With the introduction of GDPR, airports and airlines are implementing changes across infrastructures to ensure compliance with the new data protection regulation. With compliance requirements reaching into the PNR directive, airports and airlines of all sizes will be under pressure to make sure that the capture, storage and distribution of passenger data remains secure and protected.
The Passenger Name Record (PNR) directive has been in force since 2016, amid controversy surrounding the collection of personal passenger data, but following the Brussels and Paris terror attacks, which increased security significantly across the EU.
Rockwell Collins’ Adam Mottram said in a recent interview, ‘Combating the rise of global terrorism has led airlines to collect passenger information and deliver it to the receiving country. These [new] EU regulations are just the beginning of data processing, delivery and security of information required by EU member states and other countries.’
PNR information was originally used to compare flight passenger data, such as identity and flight destination/interlining data, against information held by security and border agencies around the world. The introduction of GDPR has enhanced PNR to further protect personal passenger data and to introduce new mandates to regulate the handling of potentially sensitive information to a new set of standards.
Some of the key changes include:
- PNR can only be used for the ‘fight against terrorism’
- It cannot contain information about ethnicity, race or religious beliefs
- It cannot contain political tendencies
- After six months, the data must be depersonalised by removing names, addresses and other contact information
- After five years, it must be deleted.
A new role has also been created under the new regulations, and from 25th May 2018, a Data Protection Officer (DPO) is required to fulfil compliance with the new standards for collection, storage, and distribution, in addition to ensuring all mandates are met in terms of data handling and subsequent storage.
Caroline O’Sullivan from the European Regions Airline Association (ERA) said, ‘GDPR marks a milestone in data protection laws as the EU takes a major step towards a digital single market and harmonizing data protection across member states.’
With pressure increasing for airports and airlines to meet the growing mandatory conditions or face significant fines, many operators are using automation within innovative solutions to ensure obligations are fulfilled across a diverse, multi-protocol environment.

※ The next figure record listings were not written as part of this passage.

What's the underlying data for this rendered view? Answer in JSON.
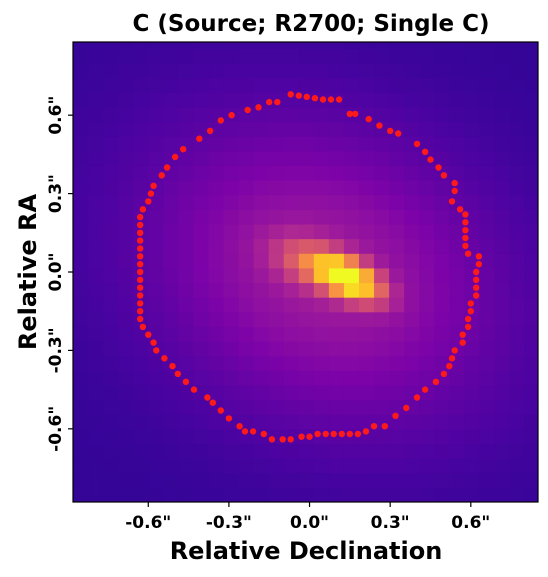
{
  "chart_data": {
    "type": "heatmap",
    "title": "C (Source; R2700; Single C)",
    "xlabel": "Relative Declination",
    "ylabel": "Relative RA",
    "x_ticks": [
      {
        "value": -0.6,
        "label": "-0.6\""
      },
      {
        "value": -0.3,
        "label": "-0.3\""
      },
      {
        "value": 0.0,
        "label": "0.0\""
      },
      {
        "value": 0.3,
        "label": "0.3\""
      },
      {
        "value": 0.6,
        "label": "0.6\""
      }
    ],
    "y_ticks": [
      {
        "value": 0.6,
        "label": "0.6\""
      },
      {
        "value": 0.3,
        "label": "0.3\""
      },
      {
        "value": 0.0,
        "label": "0.0\""
      },
      {
        "value": -0.3,
        "label": "-0.3\""
      },
      {
        "value": -0.6,
        "label": "-0.6\""
      }
    ],
    "xlim": [
      -0.88,
      0.85
    ],
    "ylim": [
      -0.88,
      0.88
    ],
    "colormap": "plasma",
    "grid": false,
    "image_model": {
      "peak": {
        "x": 0.14,
        "y": -0.02
      },
      "core": {
        "sigma_major": 0.09,
        "sigma_minor": 0.045,
        "angle_deg": -27,
        "amplitude": 1.0
      },
      "halo": {
        "sigma_major": 0.42,
        "sigma_minor": 0.33,
        "angle_deg": -30,
        "amplitude": 0.2,
        "center": {
          "x": 0.05,
          "y": 0.0
        }
      },
      "pixel_size": 0.056
    },
    "contour": {
      "color": "#ff1a1a",
      "points": [
        [
          -0.07,
          0.68
        ],
        [
          -0.04,
          0.675
        ],
        [
          -0.01,
          0.67
        ],
        [
          0.02,
          0.665
        ],
        [
          0.05,
          0.66
        ],
        [
          0.08,
          0.66
        ],
        [
          0.11,
          0.66
        ],
        [
          0.15,
          0.605
        ],
        [
          0.17,
          0.605
        ],
        [
          0.22,
          0.585
        ],
        [
          0.26,
          0.56
        ],
        [
          0.3,
          0.54
        ],
        [
          0.33,
          0.53
        ],
        [
          0.4,
          0.49
        ],
        [
          0.43,
          0.46
        ],
        [
          0.45,
          0.43
        ],
        [
          0.48,
          0.4
        ],
        [
          0.5,
          0.37
        ],
        [
          0.54,
          0.34
        ],
        [
          0.54,
          0.31
        ],
        [
          0.53,
          0.27
        ],
        [
          0.56,
          0.24
        ],
        [
          0.58,
          0.22
        ],
        [
          0.58,
          0.19
        ],
        [
          0.58,
          0.16
        ],
        [
          0.58,
          0.13
        ],
        [
          0.58,
          0.1
        ],
        [
          0.59,
          0.07
        ],
        [
          0.63,
          0.06
        ],
        [
          0.63,
          0.03
        ],
        [
          0.62,
          0.0
        ],
        [
          0.62,
          -0.03
        ],
        [
          0.62,
          -0.06
        ],
        [
          0.62,
          -0.09
        ],
        [
          0.6,
          -0.12
        ],
        [
          0.6,
          -0.15
        ],
        [
          0.59,
          -0.18
        ],
        [
          0.59,
          -0.21
        ],
        [
          0.57,
          -0.24
        ],
        [
          0.57,
          -0.27
        ],
        [
          0.54,
          -0.3
        ],
        [
          0.53,
          -0.33
        ],
        [
          0.52,
          -0.36
        ],
        [
          0.5,
          -0.39
        ],
        [
          0.47,
          -0.42
        ],
        [
          0.43,
          -0.45
        ],
        [
          0.4,
          -0.48
        ],
        [
          0.36,
          -0.52
        ],
        [
          0.32,
          -0.55
        ],
        [
          0.28,
          -0.59
        ],
        [
          0.24,
          -0.59
        ],
        [
          0.21,
          -0.61
        ],
        [
          0.18,
          -0.62
        ],
        [
          0.15,
          -0.62
        ],
        [
          0.12,
          -0.62
        ],
        [
          0.09,
          -0.62
        ],
        [
          0.06,
          -0.62
        ],
        [
          0.03,
          -0.62
        ],
        [
          0.0,
          -0.63
        ],
        [
          -0.03,
          -0.63
        ],
        [
          -0.07,
          -0.64
        ],
        [
          -0.1,
          -0.64
        ],
        [
          -0.14,
          -0.64
        ],
        [
          -0.17,
          -0.62
        ],
        [
          -0.21,
          -0.61
        ],
        [
          -0.24,
          -0.61
        ],
        [
          -0.26,
          -0.59
        ],
        [
          -0.3,
          -0.56
        ],
        [
          -0.33,
          -0.53
        ],
        [
          -0.36,
          -0.5
        ],
        [
          -0.38,
          -0.48
        ],
        [
          -0.43,
          -0.45
        ],
        [
          -0.46,
          -0.42
        ],
        [
          -0.49,
          -0.39
        ],
        [
          -0.51,
          -0.36
        ],
        [
          -0.54,
          -0.33
        ],
        [
          -0.57,
          -0.3
        ],
        [
          -0.58,
          -0.27
        ],
        [
          -0.6,
          -0.24
        ],
        [
          -0.62,
          -0.21
        ],
        [
          -0.63,
          -0.18
        ],
        [
          -0.63,
          -0.15
        ],
        [
          -0.63,
          -0.12
        ],
        [
          -0.63,
          -0.09
        ],
        [
          -0.63,
          -0.06
        ],
        [
          -0.63,
          -0.03
        ],
        [
          -0.63,
          0.0
        ],
        [
          -0.63,
          0.03
        ],
        [
          -0.63,
          0.06
        ],
        [
          -0.63,
          0.09
        ],
        [
          -0.63,
          0.12
        ],
        [
          -0.63,
          0.15
        ],
        [
          -0.63,
          0.18
        ],
        [
          -0.63,
          0.21
        ],
        [
          -0.62,
          0.24
        ],
        [
          -0.6,
          0.27
        ],
        [
          -0.59,
          0.3
        ],
        [
          -0.58,
          0.33
        ],
        [
          -0.55,
          0.37
        ],
        [
          -0.53,
          0.4
        ],
        [
          -0.5,
          0.44
        ],
        [
          -0.47,
          0.47
        ],
        [
          -0.41,
          0.51
        ],
        [
          -0.37,
          0.54
        ],
        [
          -0.33,
          0.58
        ],
        [
          -0.29,
          0.6
        ],
        [
          -0.23,
          0.62
        ],
        [
          -0.19,
          0.63
        ],
        [
          -0.15,
          0.65
        ],
        [
          -0.12,
          0.65
        ]
      ]
    }
  }
}
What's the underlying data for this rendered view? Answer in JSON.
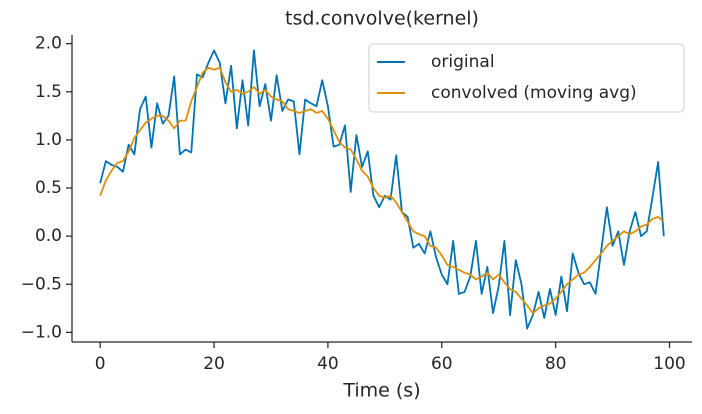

‘As the fight against global terrorism continues,’ Mottram said, ‘demands for data become more complex. Each country has its own set of requirements including different data formats, time frames, and fines if the data doesn’t arrive on time.’
Rockwell Collins’ ARINC Border Management Solution is helping airports and airlines of all sizes to deliver compliance while meeting bottom-line budgetary needs. ‘We are helping airlines deliver PNR and API data using an automated system for establishing interoperability amongst the many systems that exist in the aviation industry and beyond,’ said Adam Mottram.
‘Our ARINC Border Management Solution includes a fast and simple integration process that captures raw data from reservation and departure control systems and delivers the data in the necessary format, with validation for each record received. This system helps ensure that airlines meet the PNR directive, so they don’t incur the penalties and fines now associated with GDPR.’